ABD'den talihsiz açıklama
Washington'da bu konuyla ilgili yapılan analiz her zaman olduğu gibi gereksiz yere İran odaklı. Obama yönetimi Suriye'deki baskı rejimini ve ölümleri şiddetle kınarken, bu gelişmelerden kısmen İran'ı sorumlu tutan talihsiz bir açıklama yaptı. Sanki Suriye'nin halkın üzerine ateş açmak için İran'a ihtiyacı varmış gibi saçma sapan bir değerlendirme yapılıyor ABD başkentinde. Oysa durum açıkça gösteriyor ki, Suriye bütünüyle kendi dinamikleri içinde hareket ediyor. Suriye'de rejim zaten gereksiz yere ABD ve İsrail'i hedef gösteren komplo teorileri kuruyor. Washington'un da aynı mantıkla hareket ederek İran'ı hedef göstermesi simetrik bir talihsizlik.
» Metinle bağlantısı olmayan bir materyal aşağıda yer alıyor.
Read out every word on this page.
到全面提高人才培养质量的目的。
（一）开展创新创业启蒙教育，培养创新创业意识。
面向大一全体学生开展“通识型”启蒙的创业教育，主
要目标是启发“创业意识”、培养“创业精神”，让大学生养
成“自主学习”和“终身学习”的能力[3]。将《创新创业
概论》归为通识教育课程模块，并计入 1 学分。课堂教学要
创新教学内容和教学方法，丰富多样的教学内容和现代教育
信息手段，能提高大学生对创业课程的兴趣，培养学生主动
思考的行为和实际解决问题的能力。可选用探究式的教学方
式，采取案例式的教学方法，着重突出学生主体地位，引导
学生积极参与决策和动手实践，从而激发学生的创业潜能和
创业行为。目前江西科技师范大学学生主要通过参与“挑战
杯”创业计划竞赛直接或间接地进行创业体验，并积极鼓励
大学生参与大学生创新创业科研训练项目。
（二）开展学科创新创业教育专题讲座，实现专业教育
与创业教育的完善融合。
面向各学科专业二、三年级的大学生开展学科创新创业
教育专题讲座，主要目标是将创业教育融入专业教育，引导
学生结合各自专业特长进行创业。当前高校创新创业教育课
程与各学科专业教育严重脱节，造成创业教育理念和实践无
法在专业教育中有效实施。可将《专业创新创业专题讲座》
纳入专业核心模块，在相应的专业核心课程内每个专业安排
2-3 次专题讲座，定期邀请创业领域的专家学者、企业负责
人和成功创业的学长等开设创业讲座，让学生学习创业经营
Peki bu karanlık tablo içinde Türkiye nasıl hareket etmeli? Ölüm kalım korkusu yaşayan bir rejimin Türkiye'den gelecek uyarılara ne kadar kulak vereceği tartışılır. Buna rağmen Türkiye son gelişmeleri çok daha sert bir dille kınamalıydı. Suriye'de demokrasi hayali üzerine kurulu idealist bir dış politika izleyelim demiyorum. Türkiye ulusal çıkarları ne gerektiriyorsa onu yapmalı. Türkiye'nin ulusal çıkarı Suriye'de istikrarlı bir yapının devam etmesi. Zaten tam da bu nedenle Ankara Şam yönetimini kınamalı. Zira halkın üzerine ateş açmak ülkeyi iç savaş götürecektir. İç savaştan daha büyük bir istikrarsızlık olamaz. Türkiye bunu yüksek sesle söylemeli. Yıllardır Beşar Esad üzerinde büyük bir etkisi olduğunu söyleyen AK Parti için Suriye'de baş gösteren kriz son yılların en zor dış politika sınavı. Suriye'nin tek demokratik dostu Türkiye. Hem kendi ulusal çıkarları için, hem de Suriye'nin kendi istikrarı için Ankara Şam üzerindeki bütün etkisini kullanmalı.